Further, narcissists want to project an ideal. So they boast when their child is in the “growth” period. But what about the natural “misbehavior” period? It’s a source of embarrassment. Perhaps this itself sets in the highly familiar narcissistic cycles of idealization followed by discard. And narcissists tend to be wealthy. They have a lot to throw at the child if the child “misbehaves.” They may put into place excessive measures to try to contain the misbehavior. Sending a child for psychological help, for instance, is such a measure. And it sends the child a clear message: there is something wrong with you. Much current advice nearly brags about winning the stand off between parent and child when the child acts up. We so often hear to “ignore” the stages. Adults puff up with pride that they can act as a stalwart against the behavior. You know … Unruffled.

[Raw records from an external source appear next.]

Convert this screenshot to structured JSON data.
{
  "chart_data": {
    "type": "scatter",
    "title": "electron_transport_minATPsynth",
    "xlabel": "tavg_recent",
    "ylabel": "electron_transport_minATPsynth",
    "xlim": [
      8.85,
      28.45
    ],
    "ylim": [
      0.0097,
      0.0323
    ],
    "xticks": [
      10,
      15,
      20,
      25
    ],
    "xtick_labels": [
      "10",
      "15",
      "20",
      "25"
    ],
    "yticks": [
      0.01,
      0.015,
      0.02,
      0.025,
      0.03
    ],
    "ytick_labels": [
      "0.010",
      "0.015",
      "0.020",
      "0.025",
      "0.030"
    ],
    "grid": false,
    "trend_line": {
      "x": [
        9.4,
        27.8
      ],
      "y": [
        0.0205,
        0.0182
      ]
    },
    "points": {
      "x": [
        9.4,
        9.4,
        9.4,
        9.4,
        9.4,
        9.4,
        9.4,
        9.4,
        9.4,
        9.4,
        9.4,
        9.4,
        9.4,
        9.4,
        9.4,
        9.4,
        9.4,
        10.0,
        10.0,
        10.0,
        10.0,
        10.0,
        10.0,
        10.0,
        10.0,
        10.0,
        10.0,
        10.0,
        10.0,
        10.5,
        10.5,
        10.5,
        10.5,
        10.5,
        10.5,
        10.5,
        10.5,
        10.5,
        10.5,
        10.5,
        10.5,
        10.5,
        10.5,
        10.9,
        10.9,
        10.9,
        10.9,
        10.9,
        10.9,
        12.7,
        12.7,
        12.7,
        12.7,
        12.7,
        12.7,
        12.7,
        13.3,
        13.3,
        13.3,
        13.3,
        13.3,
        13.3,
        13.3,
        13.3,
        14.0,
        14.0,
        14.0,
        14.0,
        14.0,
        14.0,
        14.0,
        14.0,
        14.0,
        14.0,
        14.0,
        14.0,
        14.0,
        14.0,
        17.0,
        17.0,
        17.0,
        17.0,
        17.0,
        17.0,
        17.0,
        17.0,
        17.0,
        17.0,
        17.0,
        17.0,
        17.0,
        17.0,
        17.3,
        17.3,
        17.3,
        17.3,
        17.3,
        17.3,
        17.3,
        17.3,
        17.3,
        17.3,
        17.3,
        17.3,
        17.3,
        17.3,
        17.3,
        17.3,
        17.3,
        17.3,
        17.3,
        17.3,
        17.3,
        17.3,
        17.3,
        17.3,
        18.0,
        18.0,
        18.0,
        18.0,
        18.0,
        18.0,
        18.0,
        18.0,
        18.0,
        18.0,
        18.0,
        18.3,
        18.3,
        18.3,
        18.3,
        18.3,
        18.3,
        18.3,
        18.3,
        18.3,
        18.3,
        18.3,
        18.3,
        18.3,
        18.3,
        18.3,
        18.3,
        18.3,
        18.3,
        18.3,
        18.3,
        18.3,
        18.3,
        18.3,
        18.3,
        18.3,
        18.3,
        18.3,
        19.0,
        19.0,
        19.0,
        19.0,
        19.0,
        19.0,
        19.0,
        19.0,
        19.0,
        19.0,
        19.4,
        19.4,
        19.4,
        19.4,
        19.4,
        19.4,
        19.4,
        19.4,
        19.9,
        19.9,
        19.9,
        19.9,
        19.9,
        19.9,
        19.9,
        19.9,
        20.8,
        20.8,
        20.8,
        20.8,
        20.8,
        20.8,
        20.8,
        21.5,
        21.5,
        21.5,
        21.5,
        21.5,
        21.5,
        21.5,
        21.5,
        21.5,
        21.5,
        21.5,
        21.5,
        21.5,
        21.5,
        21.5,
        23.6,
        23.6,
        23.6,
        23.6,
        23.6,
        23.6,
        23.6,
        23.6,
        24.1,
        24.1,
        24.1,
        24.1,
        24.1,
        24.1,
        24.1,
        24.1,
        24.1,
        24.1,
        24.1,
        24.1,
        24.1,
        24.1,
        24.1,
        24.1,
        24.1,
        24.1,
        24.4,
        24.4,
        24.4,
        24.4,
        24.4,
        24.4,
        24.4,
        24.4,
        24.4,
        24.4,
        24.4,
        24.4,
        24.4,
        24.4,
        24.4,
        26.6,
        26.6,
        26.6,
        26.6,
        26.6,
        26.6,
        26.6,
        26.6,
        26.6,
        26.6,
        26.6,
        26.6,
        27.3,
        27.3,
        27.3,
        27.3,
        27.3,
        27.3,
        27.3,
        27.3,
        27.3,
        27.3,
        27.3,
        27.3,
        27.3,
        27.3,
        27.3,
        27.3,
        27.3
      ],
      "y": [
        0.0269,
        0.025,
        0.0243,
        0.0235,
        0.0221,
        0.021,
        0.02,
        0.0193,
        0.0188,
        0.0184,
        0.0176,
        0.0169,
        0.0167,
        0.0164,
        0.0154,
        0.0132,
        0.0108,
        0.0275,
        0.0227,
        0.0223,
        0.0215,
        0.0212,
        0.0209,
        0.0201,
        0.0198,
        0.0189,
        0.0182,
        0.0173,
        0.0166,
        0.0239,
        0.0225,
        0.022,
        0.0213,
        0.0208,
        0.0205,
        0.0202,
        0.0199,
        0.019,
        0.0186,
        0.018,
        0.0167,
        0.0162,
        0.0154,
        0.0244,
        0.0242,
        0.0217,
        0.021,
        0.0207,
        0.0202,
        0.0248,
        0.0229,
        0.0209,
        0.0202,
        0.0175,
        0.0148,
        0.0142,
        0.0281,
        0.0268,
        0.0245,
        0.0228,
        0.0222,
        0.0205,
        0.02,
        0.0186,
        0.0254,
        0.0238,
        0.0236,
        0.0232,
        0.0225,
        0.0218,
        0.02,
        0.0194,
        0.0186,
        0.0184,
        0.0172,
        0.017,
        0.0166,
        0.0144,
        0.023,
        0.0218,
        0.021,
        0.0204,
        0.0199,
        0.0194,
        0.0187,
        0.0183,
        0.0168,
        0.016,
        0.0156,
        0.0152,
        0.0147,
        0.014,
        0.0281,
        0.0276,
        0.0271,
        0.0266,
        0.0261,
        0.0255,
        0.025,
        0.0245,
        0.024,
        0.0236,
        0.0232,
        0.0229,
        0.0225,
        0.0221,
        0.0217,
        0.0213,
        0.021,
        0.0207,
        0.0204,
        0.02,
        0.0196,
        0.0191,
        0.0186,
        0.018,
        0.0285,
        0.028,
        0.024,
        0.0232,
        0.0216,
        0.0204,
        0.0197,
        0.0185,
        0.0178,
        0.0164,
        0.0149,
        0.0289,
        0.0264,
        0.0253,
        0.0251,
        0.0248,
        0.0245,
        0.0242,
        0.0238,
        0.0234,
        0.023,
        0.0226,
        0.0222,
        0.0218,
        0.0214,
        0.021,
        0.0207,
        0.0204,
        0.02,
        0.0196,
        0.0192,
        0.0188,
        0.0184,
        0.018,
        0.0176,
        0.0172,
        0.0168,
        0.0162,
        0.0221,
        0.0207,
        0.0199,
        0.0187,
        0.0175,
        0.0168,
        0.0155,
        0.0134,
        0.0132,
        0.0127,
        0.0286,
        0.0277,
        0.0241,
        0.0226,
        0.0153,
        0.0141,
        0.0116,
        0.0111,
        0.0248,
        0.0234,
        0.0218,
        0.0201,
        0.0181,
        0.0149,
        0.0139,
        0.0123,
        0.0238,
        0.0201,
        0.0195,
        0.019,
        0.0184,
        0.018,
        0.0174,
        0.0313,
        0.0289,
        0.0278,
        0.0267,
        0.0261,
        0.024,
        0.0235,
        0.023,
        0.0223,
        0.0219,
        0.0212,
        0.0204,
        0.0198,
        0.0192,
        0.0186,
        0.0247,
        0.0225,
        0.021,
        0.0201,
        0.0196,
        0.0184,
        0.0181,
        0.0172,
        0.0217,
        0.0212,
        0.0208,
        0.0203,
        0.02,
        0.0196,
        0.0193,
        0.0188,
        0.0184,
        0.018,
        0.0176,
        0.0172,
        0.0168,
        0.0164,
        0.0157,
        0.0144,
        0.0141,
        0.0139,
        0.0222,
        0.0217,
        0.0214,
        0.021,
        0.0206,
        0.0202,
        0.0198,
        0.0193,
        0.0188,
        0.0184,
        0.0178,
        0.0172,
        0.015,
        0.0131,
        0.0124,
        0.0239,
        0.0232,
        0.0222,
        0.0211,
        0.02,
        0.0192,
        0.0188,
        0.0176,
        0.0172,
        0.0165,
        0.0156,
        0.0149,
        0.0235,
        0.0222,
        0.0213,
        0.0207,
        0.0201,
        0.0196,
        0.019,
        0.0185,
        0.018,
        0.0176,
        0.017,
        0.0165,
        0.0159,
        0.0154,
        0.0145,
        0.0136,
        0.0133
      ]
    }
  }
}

I advocate you go to children during the stages. Children become all but “narcissistic” during every single stage. I reject roundly the idea that parenting is a “gentle” effort in which we primarily contain the beast within the child by teaching them calming techniques. Parenting is outright messy. At every stage, the child becomes aggressive, ravenous, and relentlessly demanding in getting their intellectual, physical, and emotional needs met. Some calming tools imparted are cool, but it shouldn’t be the primary goal, i.e., the primary goal is not to simply make them not angry. The goal is to meet the developmental need. The quicker and better you are at meeting these needs, whatever they are and they change at every milestone, the quicker you tame the beast. Narcissistic parents, who so proudly announce they are “ignoring” these stages or pathologize them as a child seeking “attention” can only wildly frustrate the child. What can the child do except get their needs met through one and only one way: violence.

By understanding the cycles of misbehavior and growth, perhaps we can finally break the cycle.